Progressively, always considering the establishment of the European Union in 1992 as the epitome, goods, people and ideas have basically been crossing borders within Europe with the same ease as moving between two neighboring provinces. This has made us feel that it has always been this way and has lead us to wish that it never stops being so.

Experience confirms Bastiat’s phrase in a positive way: when goods cross borders, even more, when citizens and ideas also do so, soldiers remain far from them, in the barracks. Peace is a logical consequence of trade. In that order, and not the other way around.

Opening up to the world

If the EU is the most obvious sign of the triumph of trade, of confidence, over strength, it is natural that the European common market opens to the world, very much like the boldest countries did on their own during the industrial period, convinced about the superiority of exchange over autarky. This economically speaking, yes, but also socially. And morally, after all.

Therefore, debates and votes on Free Trade Agreements between the European Union and states or supranational entities have become a common practice, both in the European Parliament and in national Parliaments, given that some agreements require ratification by member states, in accordance with their constitutional requirements.

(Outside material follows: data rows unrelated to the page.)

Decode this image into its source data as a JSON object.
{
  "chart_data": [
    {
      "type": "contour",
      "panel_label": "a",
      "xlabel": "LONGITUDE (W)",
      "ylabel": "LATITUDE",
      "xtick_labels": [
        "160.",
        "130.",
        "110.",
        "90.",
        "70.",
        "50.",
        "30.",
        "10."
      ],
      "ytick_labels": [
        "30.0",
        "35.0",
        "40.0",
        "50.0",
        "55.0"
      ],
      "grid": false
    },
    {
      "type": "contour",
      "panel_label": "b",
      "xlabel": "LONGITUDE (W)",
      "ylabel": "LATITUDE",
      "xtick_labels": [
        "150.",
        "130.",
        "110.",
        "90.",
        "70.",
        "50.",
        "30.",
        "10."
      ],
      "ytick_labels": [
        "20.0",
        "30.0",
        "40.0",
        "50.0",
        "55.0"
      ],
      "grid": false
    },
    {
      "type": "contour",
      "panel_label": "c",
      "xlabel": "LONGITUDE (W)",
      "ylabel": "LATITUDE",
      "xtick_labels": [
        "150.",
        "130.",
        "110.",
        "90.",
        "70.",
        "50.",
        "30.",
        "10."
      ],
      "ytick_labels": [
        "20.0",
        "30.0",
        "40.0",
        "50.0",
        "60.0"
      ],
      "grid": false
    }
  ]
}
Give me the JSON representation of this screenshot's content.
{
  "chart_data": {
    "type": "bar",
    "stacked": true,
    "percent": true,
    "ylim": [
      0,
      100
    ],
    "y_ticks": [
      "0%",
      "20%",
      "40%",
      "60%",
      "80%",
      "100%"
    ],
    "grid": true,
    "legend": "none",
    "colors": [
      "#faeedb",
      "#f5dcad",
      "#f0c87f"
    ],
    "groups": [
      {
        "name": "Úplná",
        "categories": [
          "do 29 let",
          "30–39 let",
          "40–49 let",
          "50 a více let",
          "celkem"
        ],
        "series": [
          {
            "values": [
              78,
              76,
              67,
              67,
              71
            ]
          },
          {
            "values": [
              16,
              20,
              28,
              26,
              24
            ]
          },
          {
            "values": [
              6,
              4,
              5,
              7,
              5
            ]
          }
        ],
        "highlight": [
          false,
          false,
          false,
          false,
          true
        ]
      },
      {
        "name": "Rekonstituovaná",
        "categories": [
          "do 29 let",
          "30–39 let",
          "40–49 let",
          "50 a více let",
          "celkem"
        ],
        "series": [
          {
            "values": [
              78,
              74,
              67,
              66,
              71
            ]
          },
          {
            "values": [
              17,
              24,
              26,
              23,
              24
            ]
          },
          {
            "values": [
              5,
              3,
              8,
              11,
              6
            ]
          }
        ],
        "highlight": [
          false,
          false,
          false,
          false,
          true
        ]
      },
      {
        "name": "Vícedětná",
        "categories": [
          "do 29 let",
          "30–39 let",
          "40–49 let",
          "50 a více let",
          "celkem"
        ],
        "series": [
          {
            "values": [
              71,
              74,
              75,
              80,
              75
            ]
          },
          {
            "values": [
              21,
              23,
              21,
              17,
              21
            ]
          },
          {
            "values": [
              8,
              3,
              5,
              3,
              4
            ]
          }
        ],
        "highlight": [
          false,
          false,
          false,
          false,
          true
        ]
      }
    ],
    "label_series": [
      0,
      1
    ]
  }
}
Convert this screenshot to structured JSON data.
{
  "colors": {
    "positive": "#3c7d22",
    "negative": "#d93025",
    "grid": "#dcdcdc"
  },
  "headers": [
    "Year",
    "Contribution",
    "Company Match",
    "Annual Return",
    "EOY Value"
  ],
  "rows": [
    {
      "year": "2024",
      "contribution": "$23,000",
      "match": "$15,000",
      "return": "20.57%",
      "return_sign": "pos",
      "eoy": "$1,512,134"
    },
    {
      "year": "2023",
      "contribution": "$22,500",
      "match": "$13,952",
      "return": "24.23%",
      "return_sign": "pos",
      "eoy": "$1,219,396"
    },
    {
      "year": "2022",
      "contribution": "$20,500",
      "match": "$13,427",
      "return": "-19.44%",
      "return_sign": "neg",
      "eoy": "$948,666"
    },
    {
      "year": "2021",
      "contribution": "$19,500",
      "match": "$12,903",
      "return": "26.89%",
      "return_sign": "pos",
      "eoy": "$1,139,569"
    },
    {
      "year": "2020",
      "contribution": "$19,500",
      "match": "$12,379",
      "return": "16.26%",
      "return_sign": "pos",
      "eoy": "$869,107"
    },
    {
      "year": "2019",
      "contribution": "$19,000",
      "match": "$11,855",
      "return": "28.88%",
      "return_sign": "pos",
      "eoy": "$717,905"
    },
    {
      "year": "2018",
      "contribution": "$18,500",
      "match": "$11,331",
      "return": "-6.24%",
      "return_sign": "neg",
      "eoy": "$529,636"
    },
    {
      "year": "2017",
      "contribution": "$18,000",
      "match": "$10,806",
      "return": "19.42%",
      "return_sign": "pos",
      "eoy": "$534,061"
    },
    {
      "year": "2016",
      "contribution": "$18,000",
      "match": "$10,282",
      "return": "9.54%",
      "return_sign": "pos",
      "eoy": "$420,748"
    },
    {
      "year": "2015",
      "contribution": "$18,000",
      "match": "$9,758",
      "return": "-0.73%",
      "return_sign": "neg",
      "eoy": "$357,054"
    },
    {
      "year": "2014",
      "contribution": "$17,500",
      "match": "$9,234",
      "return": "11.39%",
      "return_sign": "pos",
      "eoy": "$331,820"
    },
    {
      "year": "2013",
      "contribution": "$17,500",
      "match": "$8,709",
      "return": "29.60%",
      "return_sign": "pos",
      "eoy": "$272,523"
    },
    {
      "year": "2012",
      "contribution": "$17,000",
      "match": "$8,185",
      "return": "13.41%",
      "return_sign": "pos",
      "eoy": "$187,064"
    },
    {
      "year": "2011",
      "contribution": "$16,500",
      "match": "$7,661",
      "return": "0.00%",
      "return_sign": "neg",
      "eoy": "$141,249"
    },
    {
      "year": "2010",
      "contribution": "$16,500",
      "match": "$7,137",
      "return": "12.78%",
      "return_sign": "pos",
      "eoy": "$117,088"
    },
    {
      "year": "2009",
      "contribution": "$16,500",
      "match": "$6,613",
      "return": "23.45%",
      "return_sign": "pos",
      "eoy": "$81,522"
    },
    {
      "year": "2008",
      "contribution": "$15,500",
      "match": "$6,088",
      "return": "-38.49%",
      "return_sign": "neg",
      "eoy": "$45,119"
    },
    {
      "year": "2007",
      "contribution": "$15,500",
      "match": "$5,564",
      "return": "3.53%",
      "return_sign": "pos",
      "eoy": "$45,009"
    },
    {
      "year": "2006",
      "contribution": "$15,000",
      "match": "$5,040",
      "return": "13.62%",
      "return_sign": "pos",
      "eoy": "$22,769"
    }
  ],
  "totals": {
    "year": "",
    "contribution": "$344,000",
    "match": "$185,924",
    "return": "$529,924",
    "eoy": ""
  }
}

A recent EPICENTER research paper, called “Raising Barrier, Transforming attitudes to trade in Southern Europe” takes a closer look at the political positions of every political party in Greece, Italy and Spain regarding all of the sixteen FTAs or Association Agreements negotiated and concluded between 2012 and 2019, of which only three did not require approval from national parliaments.

Although the benefits that freer trade brings to an economy are widely accepted and demonstrated, trade liberalization is often strongly resisted by political parties and interest groups across the political spectrum all over the World. Of course, also in Southern Europe. However, the voting patterns of political parties in the national parliaments of the three Mediterranean nations investigated, and of their members of the European Parliament, demonstrates certain similarities, including a tendency for parties in government to support free trade agreements and those in opposition to resist them, whatever their political orientation. In opposition, support for international trade liberalization is considered to carry political risk.

It is possible to discern a correlation between the opposition to FTAs and the classification of certain political parties as ‘authoritarian populist’ – according to the definition of the Timbro Authoritarian Populism Index , although the picture is mixed. Also, there are often differences within political parties and inconsistency between how their representatives vote in the European and in national parliaments. Surprisingly enough, the evidence shows that some parties considered populist in reality strongly promoted agreements to open up trade.

Nevertheless, political parties in all three countries surveyed have exploited populist concerns in relation to jobs and the environment and are considered to be susceptible to lobbying by vested interests. In that respect, the research paper identifies the issues that are often cited as grounds for opposing FTAs.


All in all, the framework of the European Union has successfully contributed to a path towards a peaceful coexistence based on trust, of which trade has always been a root cause. Truly, the health of trade within the EU and with the outside world therefore preserves the health of European coexistence itself.